Il n’y a pas méthode plus facile, plus simple, pour faire pousser le grain. Elle comporte à peine plus que semer à la volée et répandre la paille, mais il m’a fallu plus de trente ans pour atteindre cette simplicité.

La révolution d’un seul brin de paille, page 69

L’agriculture naturelle, contrairement à l’agriculture industrielle, ne permet pas à celui qui la pratique de s’enrichir. Elle permet seulement de vivre en autosuffisance alimentaire, ce qui ne semble pas assez dans un monde obsédé par le progrès et le développement économique. Qui veut s’enrichir se détournera de cette méthode, et qui ne peut se contenter de manger seulement ce qui pousse et ce qui vit dans son jardin (céréales, légumes, fruits, œufs, petit gibier) finira par demander autre chose et encouragera ailleurs la pratique de l’agriculture industrielle. Le principal problème empêchant la diffusion du message de l’agriculture naturelle, c’est le détournement de l’homme de la nature, la complexification pénible et torturée de ses désirs, son insatisfaction permanente le poussant à rechercher toujours de nouvelles choses pour finalement n’en apprécier aucune.

Si nous avons une crise alimentaire elle ne sera pas due à l’insuffisance du pouvoir productif de la nature, mais à l’extravagance du désir humain.

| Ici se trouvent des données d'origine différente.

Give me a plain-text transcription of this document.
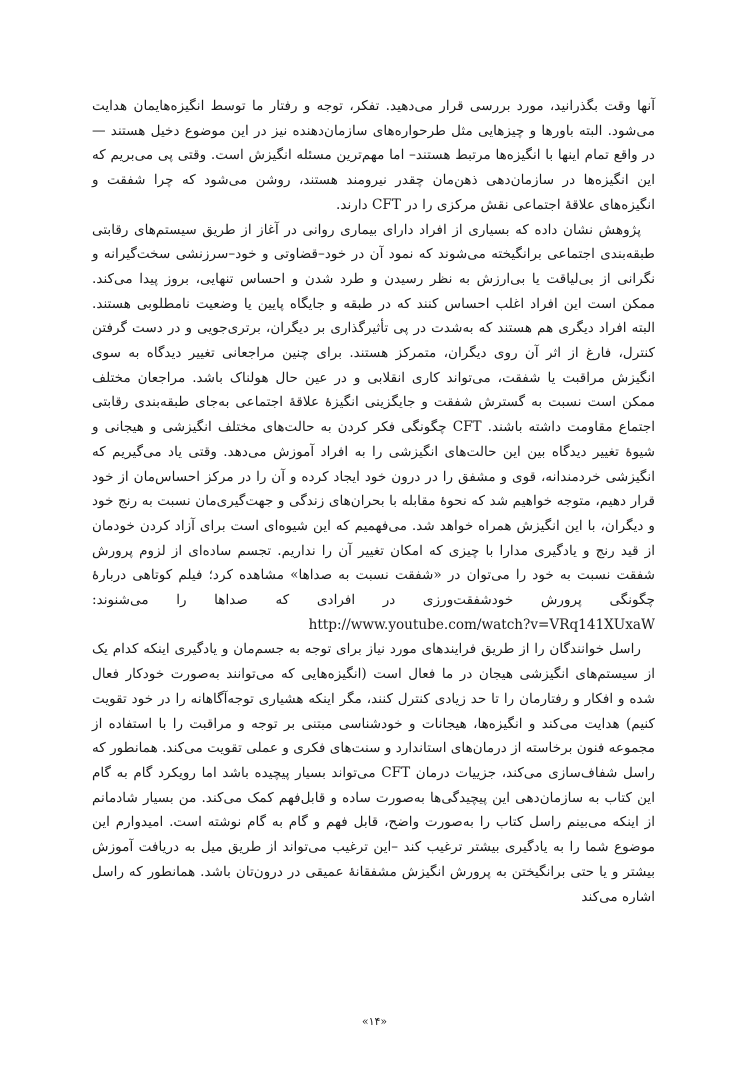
آنها وقت بگذرانید، مورد بررسی قرار می‌دهید. تفکر، توجه و رفتار ما توسط انگیزه‌هایمان هدایت می‌شود. البته باورها و چیزهایی مثل طرحواره‌های سازمان‌دهنده نیز در این موضوع دخیل هستند — در واقع تمام اینها با انگیزه‌ها مرتبط هستند– اما مهم‌ترین مسئله انگیزش است. وقتی پی می‌بریم که این انگیزه‌ها در سازمان‌دهی ذهن‌مان چقدر نیرومند هستند، روشن می‌شود که چرا شفقت و انگیزه‌های علاقهٔ اجتماعی نقش مرکزی را در CFT دارند.

پژوهش نشان داده که بسیاری از افراد دارای بیماری روانی در آغاز از طریق سیستم‌های رقابتی طبقه‌بندی اجتماعی برانگیخته می‌شوند که نمود آن در خود–قضاوتی و خود–سرزنشی سخت‌گیرانه و نگرانی از بی‌لیاقت یا بی‌ارزش به نظر رسیدن و طرد شدن و احساس تنهایی، بروز پیدا می‌کند. ممکن است این افراد اغلب احساس کنند که در طبقه و جایگاه پایین یا وضعیت نامطلوبی هستند. البته افراد دیگری هم هستند که به‌شدت در پی تأثیرگذاری بر دیگران، برتری‌جویی و در دست گرفتن کنترل، فارغ از اثر آن روی دیگران، متمرکز هستند. برای چنین مراجعانی تغییر دیدگاه به سوی انگیزش مراقبت یا شفقت، می‌تواند کاری انقلابی و در عین حال هولناک باشد. مراجعان مختلف ممکن است نسبت به گسترش شفقت و جایگزینی انگیزهٔ علاقهٔ اجتماعی به‌جای طبقه‌بندی رقابتی اجتماع مقاومت داشته باشند. CFT چگونگی فکر کردن به حالت‌های مختلف انگیزشی و هیجانی و شیوهٔ تغییر دیدگاه بین این حالت‌های انگیزشی را به افراد آموزش می‌دهد. وقتی یاد می‌گیریم که انگیزشی خردمندانه، قوی و مشفق را در درون خود ایجاد کرده و آن را در مرکز احساس‌مان از خود قرار دهیم، متوجه خواهیم شد که نحوهٔ مقابله با بحران‌های زندگی و جهت‌گیری‌مان نسبت به رنج خود و دیگران، با این انگیزش همراه خواهد شد. می‌فهمیم که این شیوه‌ای است برای آزاد کردن خودمان از قید رنج و یادگیری مدارا با چیزی که امکان تغییر آن را نداریم. تجسم ساده‌ای از لزوم پرورش شفقت نسبت به خود را می‌توان در «شفقت نسبت به صداها» مشاهده کرد؛ فیلم کوتاهی دربارهٔ چگونگی پرورش خودشفقت‌ورزی در افرادی که صداها را می‌شنوند: http://www.youtube.com/watch?v=VRq141XUxaW

راسل خوانندگان را از طریق فرایندهای مورد نیاز برای توجه به جسم‌مان و یادگیری اینکه کدام یک از سیستم‌های انگیزشی هیجان در ما فعال است (انگیزه‌هایی که می‌توانند به‌صورت خودکار فعال شده و افکار و رفتارمان را تا حد زیادی کنترل کنند، مگر اینکه هشیاری توجه‌آگاهانه را در خود تقویت کنیم) هدایت می‌کند و انگیزه‌ها، هیجانات و خودشناسی مبتنی بر توجه و مراقبت را با استفاده از مجموعه فنون برخاسته از درمان‌های استاندارد و سنت‌های فکری و عملی تقویت می‌کند. همانطور که راسل شفاف‌سازی می‌کند، جزییات درمان CFT می‌تواند بسیار پیچیده باشد اما رویکرد گام به گام این کتاب به سازمان‌دهی این پیچیدگی‌ها به‌صورت ساده و قابل‌فهم کمک می‌کند. من بسیار شادمانم از اینکه می‌بینم راسل کتاب را به‌صورت واضح، قابل فهم و گام به گام نوشته است. امیدوارم این موضوع شما را به یادگیری بیشتر ترغیب کند –این ترغیب می‌تواند از طریق میل به دریافت آموزش بیشتر و یا حتی برانگیختن به پرورش انگیزش مشفقانهٔ عمیقی در درون‌تان باشد. همانطور که راسل اشاره می‌کند

«۱۴»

La révolution d’un seul brin de paille, page 130

Fukuoka ne se contente pas de nous faire profiter de ses découvertes sur l’agriculture naturelle, il nous régale aussi avec ses observations sur le cycle des saisons et ses productions merveilleuses.

Le début de l’automne est une saison abondante, avec le soja et les petits azukis rouges, beaucoup de fruits, légumes et différentes céréales jaunes mûrissant tous en même temps. Aux célébrations de la lune d’automne on apprécie les gâteaux au millet. On y sert du soja à demi bouilli avec des tubercules de taro. Comme l’automne avance on mange souvent et on apprécie le maïs et le riz cuits à l’étuvée avec des haricots rouges et des champignons matsutake ou des châtaignes. Le plus important, le riz, qui a absorbé les rayons du soleil tout l’été, mûrit à l’automne. C’est-à-dire qu’une denrée principale qu’on peut largement obtenir et riche en calories, est fournie pour les mois froids de l’hiver.

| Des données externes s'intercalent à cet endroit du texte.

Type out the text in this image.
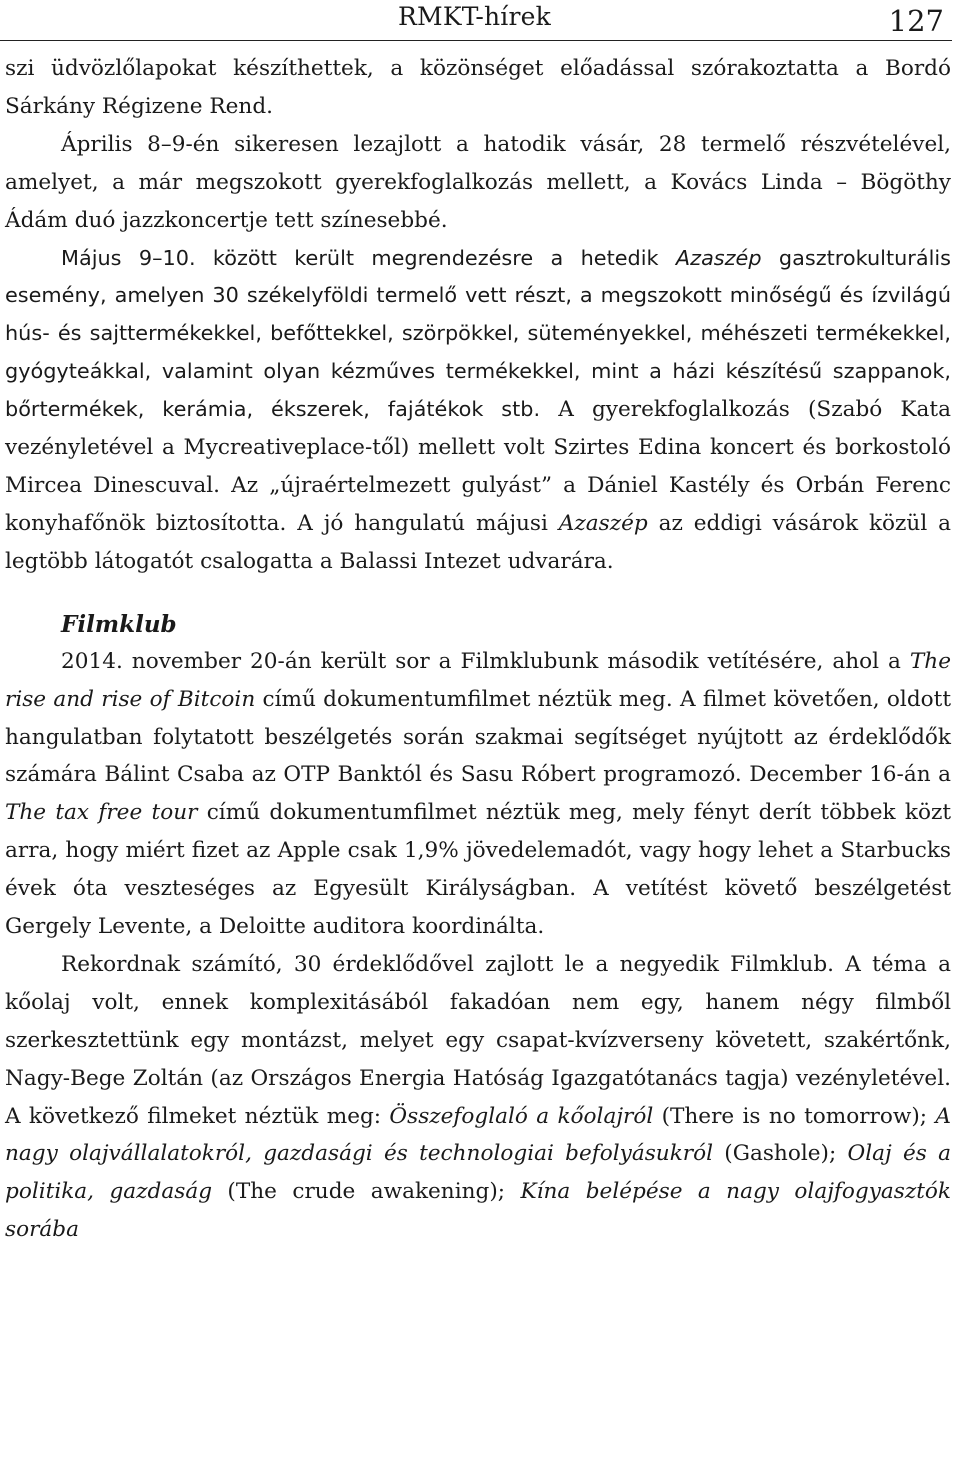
RMKT-hírek	127

szi üdvözlőlapokat készíthettek, a közönséget előadással szórakoztatta a Bordó Sárkány Régizene Rend.

Április 8–9-én sikeresen lezajlott a hatodik vásár, 28 termelő részvételével, amelyet, a már megszokott gyerekfoglalkozás mellett, a Kovács Linda – Bögöthy Ádám duó jazzkoncertje tett színesebbé.

Május 9–10. között került megrendezésre a hetedik Azaszép gasztrokulturális esemény, amelyen 30 székelyföldi termelő vett részt, a megszokott minőségű és ízvilágú hús- és sajttermékekkel, befőttekkel, szörpökkel, süteményekkel, méhészeti termékekkel, gyógyteákkal, valamint olyan kézműves termékekkel, mint a házi készítésű szappanok, bőrtermékek, kerámia, ékszerek, fajátékok stb. A gyerekfoglalkozás (Szabó Kata vezényletével a Mycreativeplace-től) mellett volt Szirtes Edina koncert és borkostoló Mircea Dinescuval. Az „újraértelmezett gulyást” a Dániel Kastély és Orbán Ferenc konyhafőnök biztosította. A jó hangulatú májusi Azaszép az eddigi vásárok közül a legtöbb látogatót csalogatta a Balassi Intezet udvarára.

Filmklub

2014. november 20-án került sor a Filmklubunk második vetítésére, ahol a The rise and rise of Bitcoin című dokumentumfilmet néztük meg. A filmet követően, oldott hangulatban folytatott beszélgetés során szakmai segítséget nyújtott az érdeklődők számára Bálint Csaba az OTP Banktól és Sasu Róbert programozó. December 16-án a The tax free tour című dokumentumfilmet néztük meg, mely fényt derít többek közt arra, hogy miért fizet az Apple csak 1,9% jövedelemadót, vagy hogy lehet a Starbucks évek óta veszteséges az Egyesült Királyságban. A vetítést követő beszélgetést Gergely Levente, a Deloitte auditora koordinálta.

Rekordnak számító, 30 érdeklődővel zajlott le a negyedik Filmklub. A téma a kőolaj volt, ennek komplexitásából fakadóan nem egy, hanem négy filmből szerkesztettünk egy montázst, melyet egy csapat-kvízverseny követett, szakértőnk, Nagy-Bege Zoltán (az Országos Energia Hatóság Igazgatótanács tagja) vezényletével. A következő filmeket néztük meg: Összefoglaló a kőolajról (There is no tomorrow); A nagy olajvállalatokról, gazdasági és technologiai befolyásukról (Gashole); Olaj és a politika, gazdaság (The crude awakening); Kína belépése a nagy olajfogyasztók sorába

La révolution d’un seul brin de paille, page 154

Fukuoka porte un regard critique sur le paradigme scientifique et sur les sirènes funestes du progrès. Face à la tendance de l’être humain à porter un regard discriminant sur chaque chose de ce monde, il rappelle qu’il existe une voie de conciliation qui permet d’apprécier ce qui est à notre portée. Amorcer le changement vers une agriculture naturelle ne pourra s’effectuer qu’à condition de retrouver la capacité de discernement entre l’essentiel et le superflu.